Un livre d'hommage et d'admiration qui dit la tristesse que se soit éteinte une voix comme celle de Girard, voix si longtemps inentendue. La France pardonne rarement à ceux qui l'ont quittée et le petit monde parisien n'avait que mépris pour cet être inclassable - philosophe, théoricien de la littérature, anthropologue ? on ne savait trop dans quelle case le placer - qui avait la bizarrerie de se dire chrétien.

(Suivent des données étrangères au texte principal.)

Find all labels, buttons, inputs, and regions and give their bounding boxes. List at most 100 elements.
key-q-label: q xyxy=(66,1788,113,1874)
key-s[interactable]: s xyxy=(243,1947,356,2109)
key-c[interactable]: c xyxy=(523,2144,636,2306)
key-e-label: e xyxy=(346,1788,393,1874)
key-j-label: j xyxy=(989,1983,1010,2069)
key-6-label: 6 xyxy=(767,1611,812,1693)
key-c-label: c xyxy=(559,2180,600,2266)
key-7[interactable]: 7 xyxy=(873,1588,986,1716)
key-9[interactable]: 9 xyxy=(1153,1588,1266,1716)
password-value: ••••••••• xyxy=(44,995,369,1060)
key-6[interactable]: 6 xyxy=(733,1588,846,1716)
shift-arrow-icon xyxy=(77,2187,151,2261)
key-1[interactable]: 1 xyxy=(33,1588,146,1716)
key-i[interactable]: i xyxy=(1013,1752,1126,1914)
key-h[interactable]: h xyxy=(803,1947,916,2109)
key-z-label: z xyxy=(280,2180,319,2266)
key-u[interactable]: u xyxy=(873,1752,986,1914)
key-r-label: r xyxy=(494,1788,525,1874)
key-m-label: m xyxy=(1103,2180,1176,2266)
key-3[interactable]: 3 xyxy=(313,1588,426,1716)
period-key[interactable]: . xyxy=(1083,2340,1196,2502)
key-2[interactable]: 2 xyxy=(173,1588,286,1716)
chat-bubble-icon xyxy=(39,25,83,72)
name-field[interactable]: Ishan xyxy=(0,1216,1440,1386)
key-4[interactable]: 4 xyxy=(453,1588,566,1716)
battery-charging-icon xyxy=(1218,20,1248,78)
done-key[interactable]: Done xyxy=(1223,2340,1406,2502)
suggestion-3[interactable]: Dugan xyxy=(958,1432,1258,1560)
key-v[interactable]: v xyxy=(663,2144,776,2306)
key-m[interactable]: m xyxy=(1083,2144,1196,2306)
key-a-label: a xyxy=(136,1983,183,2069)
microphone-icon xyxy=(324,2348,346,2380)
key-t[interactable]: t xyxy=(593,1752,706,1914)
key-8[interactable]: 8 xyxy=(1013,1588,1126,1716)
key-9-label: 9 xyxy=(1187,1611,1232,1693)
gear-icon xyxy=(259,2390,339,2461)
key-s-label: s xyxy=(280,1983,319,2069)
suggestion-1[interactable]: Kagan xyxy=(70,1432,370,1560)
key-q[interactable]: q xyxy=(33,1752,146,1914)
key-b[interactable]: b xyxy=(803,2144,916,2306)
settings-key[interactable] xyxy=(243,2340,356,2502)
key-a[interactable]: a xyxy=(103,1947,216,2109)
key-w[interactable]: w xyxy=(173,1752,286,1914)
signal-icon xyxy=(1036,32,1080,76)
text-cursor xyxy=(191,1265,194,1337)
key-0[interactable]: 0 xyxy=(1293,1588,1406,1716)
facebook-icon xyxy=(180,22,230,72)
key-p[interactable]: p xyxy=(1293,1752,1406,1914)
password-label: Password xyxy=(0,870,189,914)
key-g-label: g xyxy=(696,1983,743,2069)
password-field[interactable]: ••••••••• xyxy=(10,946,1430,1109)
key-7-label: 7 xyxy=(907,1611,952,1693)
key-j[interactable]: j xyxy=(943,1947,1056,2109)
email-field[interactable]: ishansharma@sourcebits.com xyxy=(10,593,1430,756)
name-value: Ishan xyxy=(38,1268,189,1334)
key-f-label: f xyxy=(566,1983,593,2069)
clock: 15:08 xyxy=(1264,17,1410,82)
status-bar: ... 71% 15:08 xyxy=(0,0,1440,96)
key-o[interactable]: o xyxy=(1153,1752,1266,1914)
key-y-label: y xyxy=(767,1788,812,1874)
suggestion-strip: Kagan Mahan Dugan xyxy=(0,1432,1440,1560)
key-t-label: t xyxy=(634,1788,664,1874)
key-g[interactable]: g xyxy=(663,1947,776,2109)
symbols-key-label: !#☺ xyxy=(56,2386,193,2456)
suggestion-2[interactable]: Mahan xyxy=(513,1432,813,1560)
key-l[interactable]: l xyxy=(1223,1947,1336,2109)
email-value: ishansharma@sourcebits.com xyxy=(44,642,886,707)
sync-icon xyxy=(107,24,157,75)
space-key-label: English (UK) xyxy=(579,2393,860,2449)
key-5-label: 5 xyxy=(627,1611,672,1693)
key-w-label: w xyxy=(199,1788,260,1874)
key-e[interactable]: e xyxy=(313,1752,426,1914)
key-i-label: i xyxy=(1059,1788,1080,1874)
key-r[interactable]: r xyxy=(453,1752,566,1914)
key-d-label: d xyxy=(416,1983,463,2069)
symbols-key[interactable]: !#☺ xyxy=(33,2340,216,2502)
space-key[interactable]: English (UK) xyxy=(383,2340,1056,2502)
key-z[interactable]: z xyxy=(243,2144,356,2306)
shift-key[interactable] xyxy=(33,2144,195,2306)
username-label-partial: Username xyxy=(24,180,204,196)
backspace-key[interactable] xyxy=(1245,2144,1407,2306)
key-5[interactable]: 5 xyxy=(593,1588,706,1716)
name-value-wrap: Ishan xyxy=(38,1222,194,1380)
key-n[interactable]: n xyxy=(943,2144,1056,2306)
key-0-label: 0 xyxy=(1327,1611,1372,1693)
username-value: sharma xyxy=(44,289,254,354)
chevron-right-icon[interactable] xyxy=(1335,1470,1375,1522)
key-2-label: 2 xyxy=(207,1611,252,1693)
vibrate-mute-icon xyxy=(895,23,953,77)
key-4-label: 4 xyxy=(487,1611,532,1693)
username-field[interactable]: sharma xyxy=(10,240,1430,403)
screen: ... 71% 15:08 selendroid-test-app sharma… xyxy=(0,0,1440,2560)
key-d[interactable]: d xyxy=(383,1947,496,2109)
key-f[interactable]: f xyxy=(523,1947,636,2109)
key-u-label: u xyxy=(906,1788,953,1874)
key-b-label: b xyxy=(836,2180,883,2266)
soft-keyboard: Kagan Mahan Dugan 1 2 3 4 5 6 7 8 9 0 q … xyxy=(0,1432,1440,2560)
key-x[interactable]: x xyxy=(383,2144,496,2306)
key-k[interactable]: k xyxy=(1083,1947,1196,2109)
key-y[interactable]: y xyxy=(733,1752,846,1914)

René Girard est mort dans la nuit du 3 au 4 novembre 2015. Une semaine avant les attentats de Paris. L'émotion de la mort d'un ami se mêle à l'horreur de la tragédie parisienne. "Le non-violent fondamental est mort 9 jours avant le 11-septembre français, événement qu'il craignait pour son pays, tout en s'avouant impuissant à comprendre la psychologie d'un kamikaze."
Apocalypse. Méditée avant que d'être vécue. Chantre reprend les thèmes principaux de la pensée girardienne à la lumière de ces événements - rivalité mimétique, crise sacrificielle...-"René Girard se sera battu toute sa vie avec cette idée du Jugement dernier, idée qui hante les consciences modernes (...) Ce fut l'effort de René Girard de comprendre que c'étaient les hommes, et les hommes seuls, qui accéléraient la catastrophe. Que Dieu n'avait rien à voir avec la vieille idée du Jugement. Il avait même bon dos. Il était même d'une patience infinie."(p.68)
Et Benoît Chantre, dans une très belle analyse de "La Vue de Delft" de Vermeer, déplace l'attention, du petit pan de mur jaune célébré par Proust vers la ville elle-même et le clocher de l'église qui est au centre du tableau, "doigt de Dieu" indiquant avec patience le bleu du ciel. Ce qui est une manière de signifier ce thème essentiel à la pensée de Girard : "l'enfer est vide. Tout le monde a sa place au ciel indiqué par le clocher de Delft." Ce qui demeure un mystère.
Chantre prépare une biographie de René Girard qu'il nous tarde de lire.
Les derniers jours de René Girard est publié chez Grasset.